Perdonen que les cuente, los hago confiando en que no se pierden nada con saberlo: ocurre una tragedia, pero al final aparece Camilla, ahora con ropas más onderas y las lecciones de vida que absorbió de Amo, sonriente y fuerte para enfrentar la vida como una mujer más libre, realizada y personal (y, según todo indica, finalmente insertada en el mercado de trabajo). En fin, es Titanic (James Cameron, 1997) pero con dos pesos, sin la centésima parte de los talentos de aquella película, pero en vez de pretender (y lograr) ser el Lo que el viento se llevó (Victor Fleming, George Cukor, Sam Wood, 1940) de su era, se vende como una especie de seudo nouvelle vague del siglo XXI. O quizá, por el afiche, como una nueva Antes del amanecer (Richard Linklater, 1995), a la que tampoco se acerca.

Así que sí, es cierto, la película fue realizada en forma económica e institucionalmente independiente. Y parece ostentar con orgullo esa independencia. Pero es justamente su pose offbeat lo que, en vez de apartarla del cine más careta, pone en evidencia lo encadenada que está a las convenciones. Esto sí que es “dependencia”, porque ni siquiera tiene que obedecer a un productor codicioso y cuadrado que le haya comprado el alma por buena guita.
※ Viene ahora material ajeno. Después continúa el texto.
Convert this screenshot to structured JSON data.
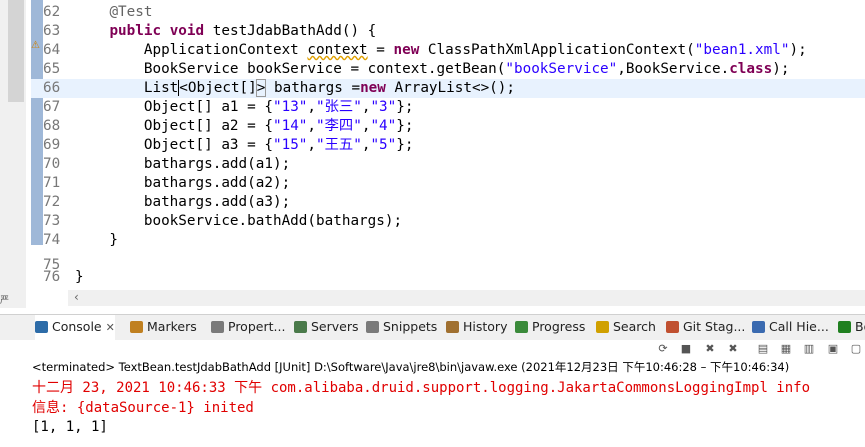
{
  "editor": {
    "lines": [
      {
        "n": "62",
        "code": "    @Test"
      },
      {
        "n": "63",
        "code": "    public void testJdabBathAdd() {"
      },
      {
        "n": "64",
        "code": "        ApplicationContext context = new ClassPathXmlApplicationContext(\"bean1.xml\");"
      },
      {
        "n": "65",
        "code": "        BookService bookService = context.getBean(\"bookService\",BookService.class);"
      },
      {
        "n": "66",
        "code": "        List<Object[]> bathargs =new ArrayList<>();"
      },
      {
        "n": "67",
        "code": "        Object[] a1 = {\"13\",\"张三\",\"3\"};"
      },
      {
        "n": "68",
        "code": "        Object[] a2 = {\"14\",\"李四\",\"4\"};"
      },
      {
        "n": "69",
        "code": "        Object[] a3 = {\"15\",\"王五\",\"5\"};"
      },
      {
        "n": "70",
        "code": "        bathargs.add(a1);"
      },
      {
        "n": "71",
        "code": "        bathargs.add(a2);"
      },
      {
        "n": "72",
        "code": "        bathargs.add(a3);"
      },
      {
        "n": "73",
        "code": "        bookService.bathAdd(bathargs);"
      },
      {
        "n": "74",
        "code": "    }"
      },
      {
        "n": "75",
        "code": ""
      },
      {
        "n": "76",
        "code": "}"
      }
    ],
    "left_stub": "严"
  },
  "tabs": [
    {
      "label": "Console",
      "icon": "console-icon",
      "active": true
    },
    {
      "label": "Markers",
      "icon": "markers-icon"
    },
    {
      "label": "Propert...",
      "icon": "properties-icon"
    },
    {
      "label": "Servers",
      "icon": "servers-icon"
    },
    {
      "label": "Snippets",
      "icon": "snippets-icon"
    },
    {
      "label": "History",
      "icon": "history-icon"
    },
    {
      "label": "Progress",
      "icon": "progress-icon"
    },
    {
      "label": "Search",
      "icon": "search-icon"
    },
    {
      "label": "Git Stag...",
      "icon": "git-staging-icon"
    },
    {
      "label": "Call Hie...",
      "icon": "call-hierarchy-icon"
    },
    {
      "label": "Bo",
      "icon": "bookmarks-icon"
    }
  ],
  "console": {
    "status": "<terminated> TextBean.testJdabBathAdd [JUnit] D:\\Software\\Java\\jre8\\bin\\javaw.exe  (2021年12月23日 下午10:46:28 – 下午10:46:34)",
    "output": [
      {
        "text": "十二月 23, 2021 10:46:33 下午 com.alibaba.druid.support.logging.JakartaCommonsLoggingImpl info",
        "style": "err"
      },
      {
        "text": "信息: {dataSource-1} inited",
        "style": "err"
      },
      {
        "text": "[1, 1, 1]",
        "style": "norm"
      }
    ]
  },
  "colors": {
    "keyword": "#7f0055",
    "string": "#2a00ff",
    "annotation": "#646464",
    "stderr": "#e00000",
    "current_line": "#e8f2fe"
  }
}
El sistema y las tradiciones tienen para agradecerle esta colaboración militante disfrazada de marginalidad.

La frutilla de la torta es el dato de que Lex Sidón dice haber basado la historia en un episodio que vivió, y que Amo sería su álter ego. Y sí, tiene sentido: ésta es la película de alguien que se imagina a sí mismo como un tipo loquito, libertario, que no tiene nada que aprender de la chica linda pero sí mucho que enseñarle sobre la vida, y además fantasea con que cuando se muera será recordado como un gran hombre.